Сезон охоты на людей
Часть 46 из 95 Информация о книге
Для доступа к библиотеке пройдите авторизацию
Глава 25
Черные псы были повсюду. Они визгливо лаяли на него по ночам, не давая ему спать, они то и дело врывались в его сновидения, нарушая их своим адским шумом, они заставляли его просыпаться чуть свет с чувством раздражения, горечи и усталости.
Откуда брались эти сны? Может быть, они оставались от дурных старых времен? Или были всего лишь воплощением той меланхолии, которая привязывается к мужчине, когда он начинает понимать, что никогда уже не сможет стать таким, каким был прежде, до того, как ему стукнуло полсотни, что его тело, и зрение, и острота чувств, и упорство – все идет на убыль?
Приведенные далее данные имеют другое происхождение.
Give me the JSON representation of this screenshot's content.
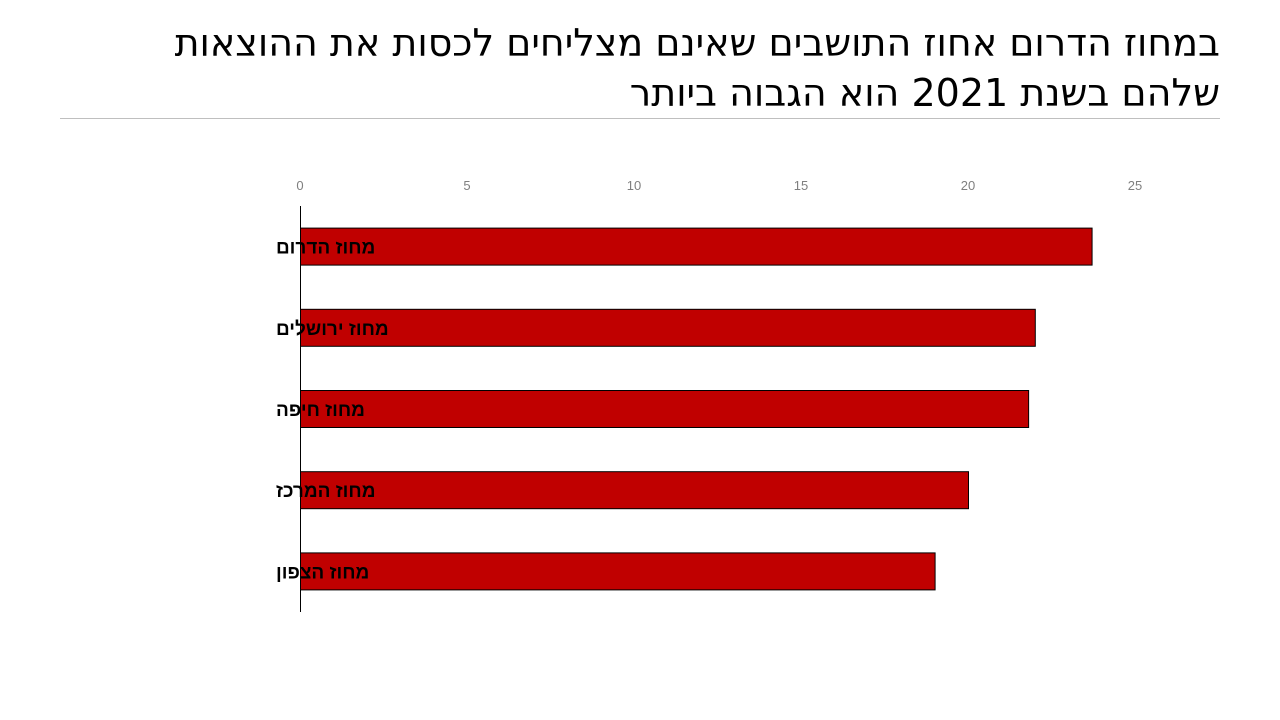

Или они являлись порождением какой-то печали, гнездящейся в самых недрах его существа, печали, от которой невозможно укрыться?
Боб этого не знал. Единственное, что он знал, так это то, что, как обычно, пробудился с головной болью. Еще не наступил рассвет, но его жена Джулия уже ушла в конюшню и седлала лошадей. Она упорно цеплялась за свои привычки даже на протяжении его самого черного времени. Рано утром садись в седло, упорно трудись и никогда не жалуйся. Какая женщина! Как он любил ее! Как он нуждался в ней! Как плохо обращался с нею!
Его мучило похмелье, но это была лишь мечта о боли, сопровождающей запой. Он не прикасался к спиртному с 1985 года. И не нуждался в нем. Он потратил на пьянство почти полтора десятилетия, потерял свой первый брак, большую часть друзей, половину своих воспоминаний, несколько рабочих мест и большие перспективы; все это было смыто алкоголем.
Никакого спиртного. Он был способен на это. Каждый день был первым днем его оставшейся жизни.
«Боже мой, как же мне нужно выпить», – думал он сегодня, как, впрочем, и каждый день по утрам. Насколько же он хотел этого! Бурбон был его отравой, прекрасной и ласковой, он затягивал дымной завесой все плохое и показывал мир через сияющую пелену. С бурбоном он не чувствовал никакой боли, не испытывал никакого раскаяния, не знал никаких дурных мыслей – нужно было только выпить еще бурбона.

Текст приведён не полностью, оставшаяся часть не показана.